Знаю, потому что видел своими глазами ядерное неистовство. Научно-технический уровень марсиан был безмерно высок. Они решили проблему термоядерного синтеза и черпали энергию из воды, некогда заполнявшей моря Марса.
Потребление энергии все возрастало, а о его допустимых пределах не подумали. Боролись с парниковым эффектом, совершенствовали экологическую службу, беда же пришла с иной стороны...
Нет, не война погубила великую цивилизацию, а благодушие, успокоенность, самоуверенность богов, покоривших природу. А природа не смирилась с рабством и восстала, принеся себя в жертву.
Не так-то просто взорвать океан. Свидетельствую: марсиане это сделали. Взрыв оскальпировал Марс. Мы ступаем сейчас не по его почве, почвы не сохранилось. Под нашими ногами не марсианская кора, а изборожденная шрамами мантия - подкорковый слой.
Вслед за взрывом, перебросившим планету с почти круговой орбиты на более отдаленную эллиптическую (в результате нарушилась установившаяся геометрия всей Солнечной системы), началась кратковременная, но необычайно бурная тектоническая деятельность, активизировались вулканические процессы. Об этом периоде напоминают многочисленные кратеры, а в Стране Пирры и других хаотических областях - сдвиговые формы и провалы.
Великолепнейшие скульптуры, перед которыми я стоял в немом изумлении, совершенные по целесообразности и пропорциям здания, хитроумные инженерные сооружения, основанные на не известных мне принципах, - их обломки, быть может, до сих пор обращаются вокруг Марса по непредсказуемым орбитам, дожидаясь грядущих исследователей...
Катастрофа, хотя я и наблюдал ее в иррациональном измерении, не прошла для меня бесследно, и это единственное, что, вроде бы, опровергает мое сумасшествие. Через несколько часов я почувствовал слабость, тошноту, головную боль и объяснил их эмоциональным шоком. Но врач экспедиции поставил поразивший его диагноз: "лучевая болезнь", к счастью, в легкой форме.
Я прошел курс интенсивной терапии и был списан на Землю.
Меня послали в санаторий, там окружили непривычной заботой. А я чурался общества, стремился к одиночеству, словно закоренелый мизантроп. Но я не был им. Во мне говорил инстинкт самосохранения. Общаясь, можно выдать себя, проявить ненароком свою "неполноценность".
Воспоминания сохраняли свежесть. Я мог бы в деталях описать одежду марсиан, рассказать об их обычаях, пристрастиях, образе жизни.
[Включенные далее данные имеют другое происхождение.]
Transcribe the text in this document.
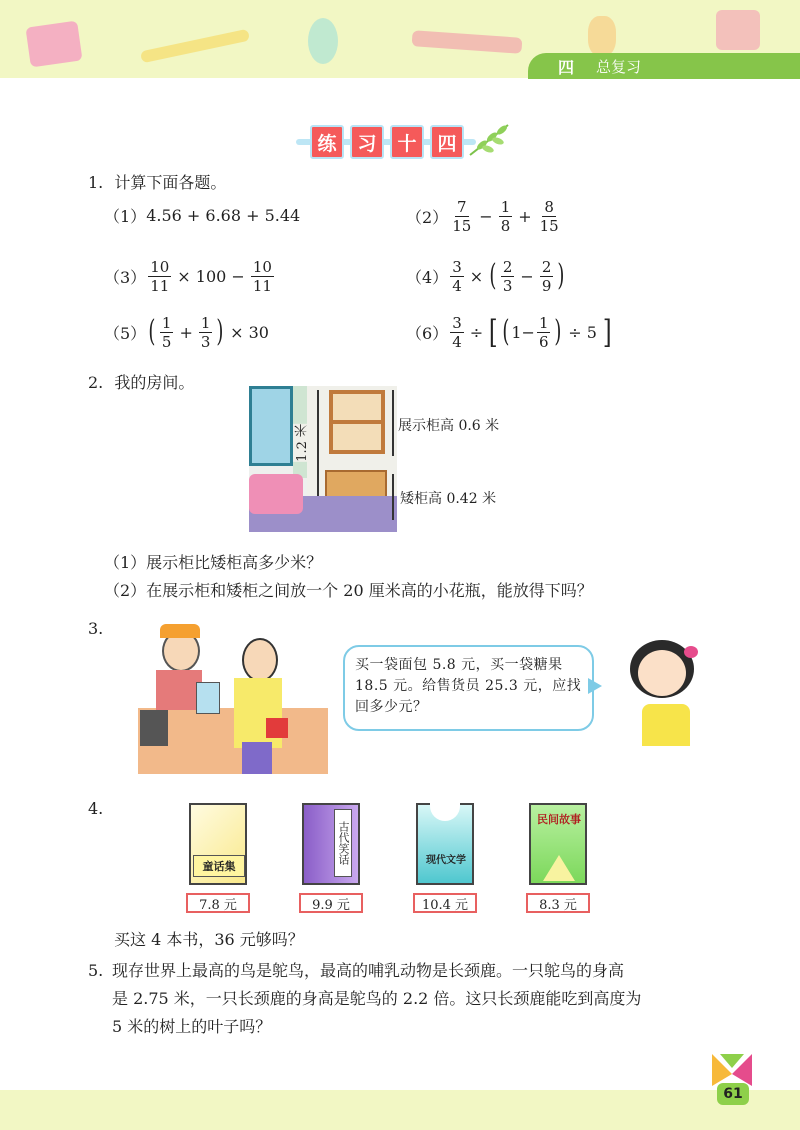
四 总复习
练	习	十	四
1. 计算下面各题。
（1） 4.56 + 6.68 + 5.44	$(2) \frac{7}{15} - \frac{1}{8} + \frac{8}{15}$
$(3) \frac{10}{11} \times 100 - \frac{10}{11}$	$(4) \frac{3}{4}$ × ( $\frac{2}{3} - \frac{2}{9}$ )
（5） ( $\frac{1}{5} + \frac{1}{3}$ ) × 30	$(6) \frac{3}{4}$ ÷ [ ( $1- \frac{1}{6}$ ) ÷ 5 ]
2. 我的房间。
1.2 米	展示柜高 0.6 米
矮柜高 0.42 米
（1）展示柜比矮柜高多少米？
（2）在展示柜和矮柜之间放一个 20 厘米高的小花瓶，能放得下吗？
3.
买一袋面包 5.8 元，买一袋糖果 18.5 元。给售货员 25.3 元，应找回多少元？
4.
童话集
7.8 元
古代笑话
9.9 元
现代文学
10.4 元
民间故事
8.3 元
买这 4 本书，36 元够吗？
5. 现存世界上最高的鸟是鸵鸟，最高的哺乳动物是长颈鹿。一只鸵鸟的身高
是 2.75 米，一只长颈鹿的身高是鸵鸟的 2.2 倍。这只长颈鹿能吃到高度为
5 米的树上的叶子吗？
61
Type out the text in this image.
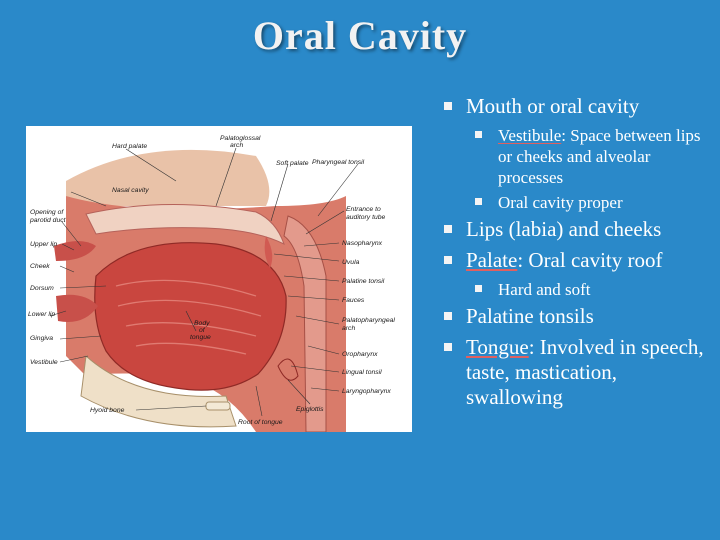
Oral Cavity
Hard palate
Palatoglossal
arch
Soft palate Pharyngeal tonsil
Nasal cavity
Opening of
parotid duct
Entrance to
auditory tube
Upper lip	Nasopharynx
Uvula
Cheek
Palatine tonsil
Dorsum
Fauces
Lower lip
Body
of
tongue
Palatopharyngeal
arch
Gingiva
Oropharynx
Vestibule
Lingual tonsil
Laryngopharynx
Hyoid bone	Epiglottis
Root of tongue
Mouth or oral cavity
Vestibule: Space between lips or cheeks and alveolar processes
Oral cavity proper
Lips (labia) and cheeks
Palate: Oral cavity roof
Hard and soft
Palatine tonsils
Tongue: Involved in speech, taste, mastication, swallowing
Будучи потусторонним наблюдателем, я видел и слышал все, что хотел. Это не было "подглядыванием в замочную скважину". Мы слишком различны, чтобы смущать или стесняться друг друга. Хотя и во многом схожи. Добавлю, что для марсиан меня не существовало. Я был словно бесформенное мимолетное облачко или дуновение ветерка. Ничто во мне не привлекало внимания. Возможно, я все время находился в их вчерашнем дне и наблюдал не настоящее, а успевшее миновать?
Я всерьез рассуждаю об этом. Иногда как о происходившем в действительности, но чаще как о навязчивом бреде, правдоподобно ее подменявшем.
Самое умное было бы сочинить фантастический роман. Жаль, что я не умею сочинять романы. И вообще не умею сочинять. Кажется, я ровным счетом ничего не умею...
И вот, каждое утро подхожу к зеркалу и всматриваюсь в отраженного человека, гадая, кто он: умалишенный либо избранник, удостоившийся истины?
Препарирую каждую черточку столь непохожего на меня супермена, а потом спохватываюсь и отхожу от зеркала с мыслью, что когда-нибудь разобью его вдребезги. Может, тогда избавлюсь от наваждения?
Ах, если бы это было так просто!
Однажды мне попался на глаза популярный журнал со статьей об известном психоаналитике-хирурге профессоре Греме. По словам автора он творил чудеса: разбирал на части психику пациента, исправлял (или заменял?) негодные и ставил на свои места.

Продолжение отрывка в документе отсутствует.